The conquistadores spent the winter of 1541–42 at the Tiguex pueblo near present-day Albuquerque. In December 1541, Coronado suffered an injury when he fell from his horse. Weakened by this mishap, he led the expedition southward to the east shore of the Gulf of California, then proceeded to Compostela. He arrived in spring 1542, in time to take part in suppressing an Indian rebellion in Nueva Galicia known as the Mixtón War.
Charges of official misconduct were lodged against Coronado, stemming from his summary execution of the Turk and his failure to claim and occupy all the regions he had explored, although some of the priests in his party did remain behind to proselytize among the Pueblo Indians. In 1544, Coronado was dismissed from his post as governor of Nueva Galicia. Following an official inquiry, he was acquitted of any wrongdoing, and he spent the remainder of his life as a colonial administrator in Mexico City.
Although Francisco de Coronado’s two-year expedition yielded no golden cities for Spain, his explorations brought back much information concerning the extent of the lands north of Mexico. His men were the first known Europeans to see the Grand Canyon, which was not visited again by Spaniards until the explorations of FRANCISCO TOMÁS HERMENEGILDO GARCÉS in 1776. The tribes of the Southwest also had their first contact with Europeans as a result of Coronado’s quest.
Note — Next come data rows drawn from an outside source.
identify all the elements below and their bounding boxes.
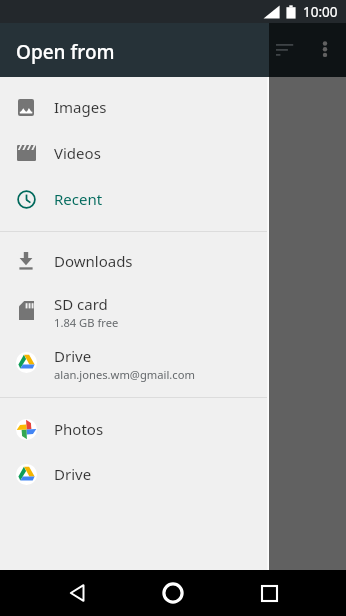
- staticText: alan.jones.wm@gmail.com: [54, 367, 195, 382]
- staticText: Drive: [54, 346, 92, 366]
- button[interactable]: Photos: [0, 406, 269, 452]
- button[interactable]: Videos: [0, 130, 269, 176]
- button[interactable]: Downloads: [0, 238, 269, 284]
- staticText: Videos: [54, 143, 101, 163]
- button[interactable]: Back: [57, 573, 97, 613]
- staticText: Open from: [16, 39, 115, 65]
- button[interactable]: Home: [153, 573, 193, 613]
- button[interactable]: Drive: [0, 451, 269, 497]
- staticText: Drive: [54, 464, 92, 484]
- staticText: Downloads: [54, 251, 133, 271]
- button[interactable]: More options: [308, 33, 342, 67]
- staticText: Images: [54, 97, 107, 117]
- staticText: Photos: [54, 419, 104, 439]
- staticText: SD card: [54, 294, 108, 314]
- button[interactable]: Images: [0, 84, 269, 130]
- staticText: 10:00: [303, 3, 338, 21]
- staticText: Recent: [54, 189, 103, 209]
- button[interactable]: Recents: [249, 573, 289, 613]
- button[interactable]: Recent: [0, 176, 269, 222]
- button[interactable]: Sort: [268, 33, 302, 67]
- staticText: 1.84 GB free: [54, 315, 119, 330]
- button[interactable]: Drive: [0, 337, 269, 391]
- button[interactable]: SD card: [0, 285, 269, 339]
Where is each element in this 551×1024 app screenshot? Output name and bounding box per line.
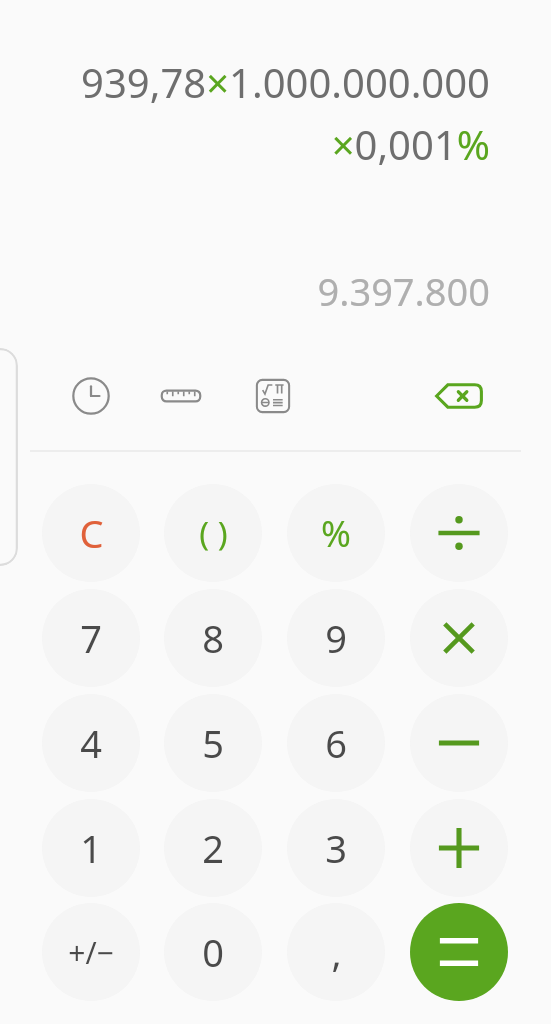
button[interactable]: History [65, 370, 117, 422]
staticText: 9 [325, 612, 347, 664]
button[interactable]: 7 [42, 589, 140, 687]
button[interactable]: Scientific calculator [247, 370, 299, 422]
button[interactable]: , [287, 903, 385, 1001]
staticText: 5 [202, 717, 224, 769]
staticText: 8 [202, 612, 224, 664]
staticText: ( ) [199, 511, 228, 556]
button[interactable]: 2 [164, 799, 262, 897]
button[interactable]: 4 [42, 694, 140, 792]
button[interactable]: 6 [287, 694, 385, 792]
staticText: +/− [68, 932, 114, 973]
button[interactable]: Multiply [410, 589, 508, 687]
staticText: 4 [80, 717, 102, 769]
button[interactable]: ( ) [164, 484, 262, 582]
staticText: 0 [202, 926, 224, 978]
staticText: % [321, 509, 351, 558]
staticText: ×0,001% [20, 117, 490, 171]
button[interactable]: 1 [42, 799, 140, 897]
button[interactable]: 0 [164, 903, 262, 1001]
staticText: 939,78×1.000.000.000 [20, 55, 490, 109]
button[interactable]: Backspace [431, 368, 487, 424]
staticText: C [79, 507, 104, 559]
button[interactable]: 9 [287, 589, 385, 687]
button[interactable]: +/− [42, 903, 140, 1001]
staticText: , [331, 926, 342, 978]
staticText: 2 [202, 822, 224, 874]
button[interactable]: Divide [410, 484, 508, 582]
button[interactable]: Equals [410, 903, 508, 1001]
button[interactable]: % [287, 484, 385, 582]
button[interactable]: 5 [164, 694, 262, 792]
staticText: 9.397.800 [0, 265, 490, 317]
button[interactable]: Unit converter [155, 370, 207, 422]
staticText: 1 [80, 822, 102, 874]
button[interactable]: 8 [164, 589, 262, 687]
button[interactable]: Minus [410, 694, 508, 792]
button[interactable]: 3 [287, 799, 385, 897]
staticText: 6 [325, 717, 347, 769]
button[interactable]: Plus [410, 799, 508, 897]
button[interactable]: C [42, 484, 140, 582]
staticText: 7 [80, 612, 102, 664]
staticText: 3 [325, 822, 347, 874]
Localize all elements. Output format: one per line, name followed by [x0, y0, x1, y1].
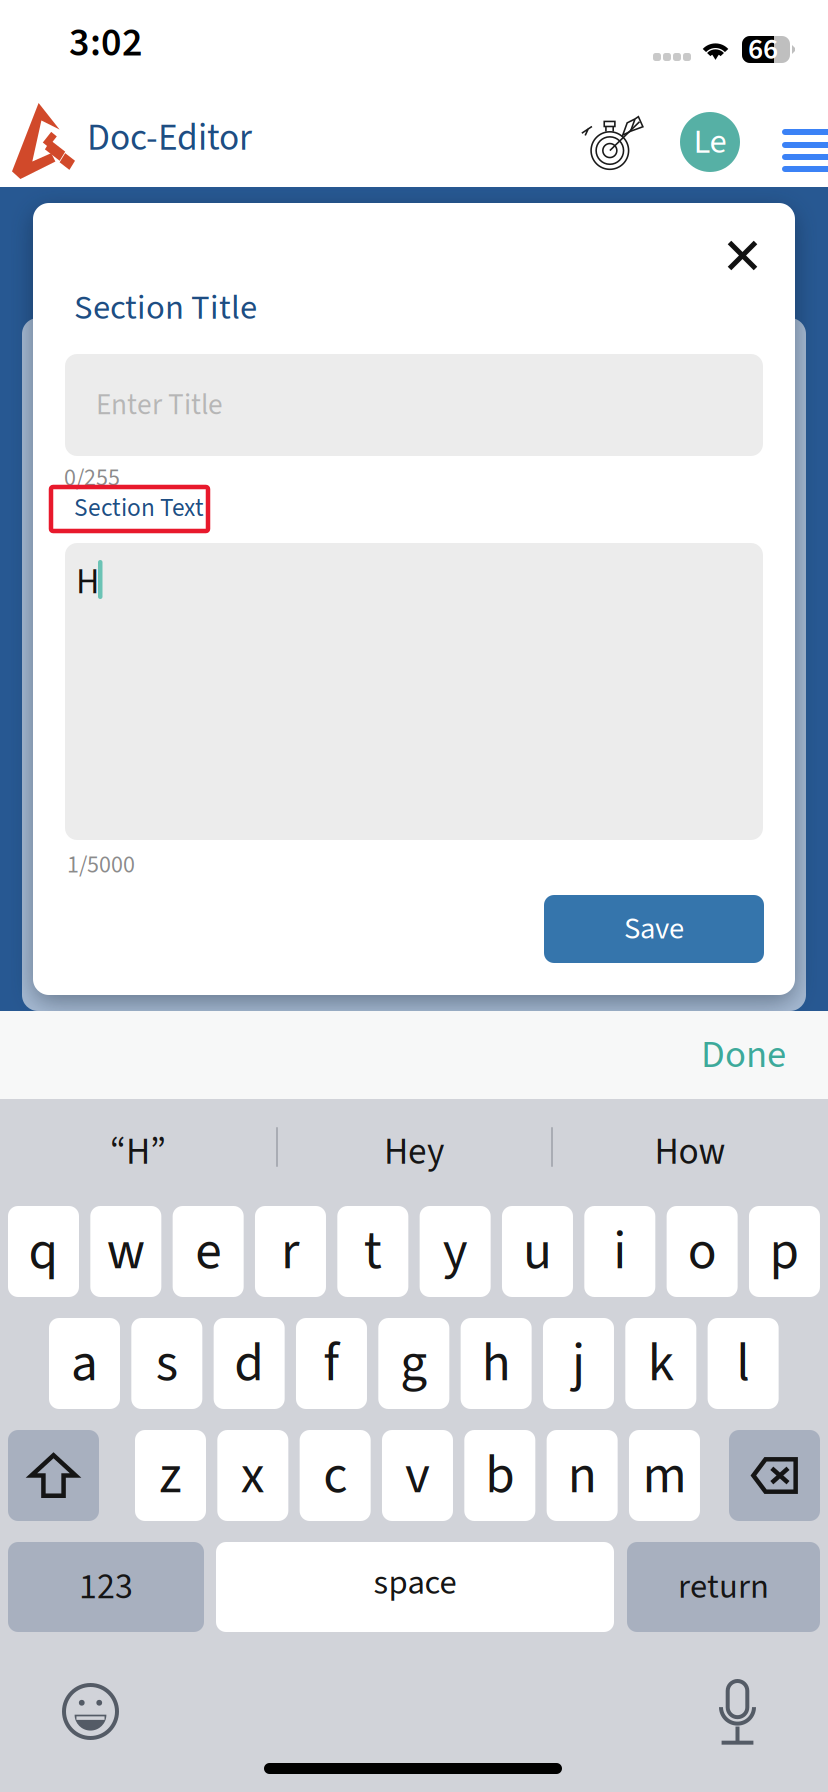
- staticText: v: [405, 1438, 430, 1513]
- button[interactable]: d: [214, 1318, 285, 1409]
- staticText: return: [678, 1562, 769, 1612]
- staticText: i: [613, 1214, 626, 1289]
- staticText: m: [642, 1438, 686, 1513]
- staticText: p: [770, 1214, 800, 1289]
- staticText: l: [736, 1326, 750, 1401]
- staticText: o: [688, 1214, 717, 1289]
- button[interactable]: r: [255, 1206, 326, 1297]
- staticText: w: [107, 1214, 145, 1289]
- button[interactable]: Emoji keyboard: [48, 1669, 133, 1754]
- button[interactable]: Hey: [277, 1106, 551, 1198]
- staticText: s: [156, 1326, 178, 1401]
- staticText: How: [654, 1125, 726, 1179]
- staticText: g: [400, 1326, 427, 1401]
- button[interactable]: y: [420, 1206, 491, 1297]
- button[interactable]: 123: [8, 1542, 204, 1632]
- button[interactable]: f: [296, 1318, 367, 1409]
- button[interactable]: Goals: [588, 115, 644, 171]
- staticText: r: [281, 1214, 300, 1289]
- button[interactable]: i: [584, 1206, 655, 1297]
- staticText: c: [323, 1438, 347, 1513]
- button[interactable]: a: [49, 1318, 120, 1409]
- staticText: Hey: [384, 1125, 444, 1179]
- button[interactable]: x: [217, 1430, 288, 1521]
- staticText: t: [364, 1214, 382, 1289]
- staticText: Done: [701, 1028, 786, 1083]
- button[interactable]: e: [173, 1206, 244, 1297]
- button[interactable]: n: [547, 1430, 618, 1521]
- staticText: n: [568, 1438, 597, 1513]
- staticText: h: [482, 1326, 511, 1401]
- button[interactable]: Account profile: [680, 112, 740, 172]
- staticText: f: [324, 1326, 340, 1401]
- staticText: k: [648, 1326, 674, 1401]
- staticText: 123: [79, 1561, 133, 1613]
- staticText: j: [572, 1326, 585, 1401]
- staticText: Le: [694, 117, 726, 167]
- button[interactable]: p: [749, 1206, 820, 1297]
- staticText: 0/255: [64, 461, 120, 495]
- staticText: b: [485, 1438, 514, 1513]
- button[interactable]: Close: [708, 221, 777, 290]
- button[interactable]: g: [378, 1318, 449, 1409]
- button[interactable]: t: [337, 1206, 408, 1297]
- button[interactable]: v: [382, 1430, 453, 1521]
- button[interactable]: k: [625, 1318, 696, 1409]
- staticText: “H”: [110, 1125, 166, 1179]
- button[interactable]: Shift: [8, 1430, 99, 1521]
- staticText: Enter Title: [96, 384, 223, 426]
- button[interactable]: b: [464, 1430, 535, 1521]
- staticText: 1/5000: [67, 848, 135, 882]
- button[interactable]: z: [135, 1430, 206, 1521]
- staticText: a: [71, 1326, 98, 1401]
- staticText: z: [159, 1438, 182, 1513]
- staticText: Save: [624, 907, 684, 951]
- staticText: x: [241, 1438, 265, 1513]
- button[interactable]: Delete: [729, 1430, 820, 1521]
- staticText: q: [28, 1214, 58, 1289]
- button[interactable]: u: [502, 1206, 573, 1297]
- button[interactable]: w: [90, 1206, 161, 1297]
- staticText: e: [195, 1214, 221, 1289]
- button[interactable]: o: [667, 1206, 738, 1297]
- staticText: d: [234, 1326, 264, 1401]
- staticText: u: [523, 1214, 552, 1289]
- button[interactable]: h: [461, 1318, 532, 1409]
- button[interactable]: “H”: [0, 1106, 276, 1198]
- button[interactable]: Save: [544, 895, 764, 963]
- button[interactable]: m: [629, 1430, 700, 1521]
- staticText: Doc-Editor: [87, 111, 252, 165]
- button[interactable]: Dictation: [703, 1665, 772, 1764]
- staticText: y: [443, 1214, 468, 1289]
- button[interactable]: c: [300, 1430, 371, 1521]
- button[interactable]: space: [216, 1542, 614, 1632]
- staticText: Section Title: [74, 283, 257, 333]
- button[interactable]: q: [8, 1206, 79, 1297]
- button[interactable]: l: [708, 1318, 779, 1409]
- staticText: H: [76, 556, 99, 608]
- staticText: 3:02: [69, 14, 143, 72]
- button[interactable]: s: [131, 1318, 202, 1409]
- button[interactable]: return: [627, 1542, 820, 1632]
- staticText: Section Text: [74, 490, 204, 526]
- staticText: space: [374, 1558, 456, 1608]
- button[interactable]: Done: [646, 1022, 786, 1088]
- staticText: 66: [748, 29, 778, 70]
- button[interactable]: Menu: [782, 121, 828, 179]
- button[interactable]: j: [543, 1318, 614, 1409]
- button[interactable]: How: [552, 1106, 828, 1198]
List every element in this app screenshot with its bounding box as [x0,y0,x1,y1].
Horses that escaped from the Spanish were captured and used by the Native Americans, beginning the transformation of Plains Indian culture. In addition, the naval arm of the expedition, under Hernando de Alarcón, determined that Baja California was not an island but actually a peninsula. At the same time Coronado was seeking Quivira in Oklahoma and Kansas in spring 1541, another Spanish explorer, HERNANDO DE SOTO, was exploring the lower MISSISSIPPI RIVER region of present-day Arkansas less than 500 miles away.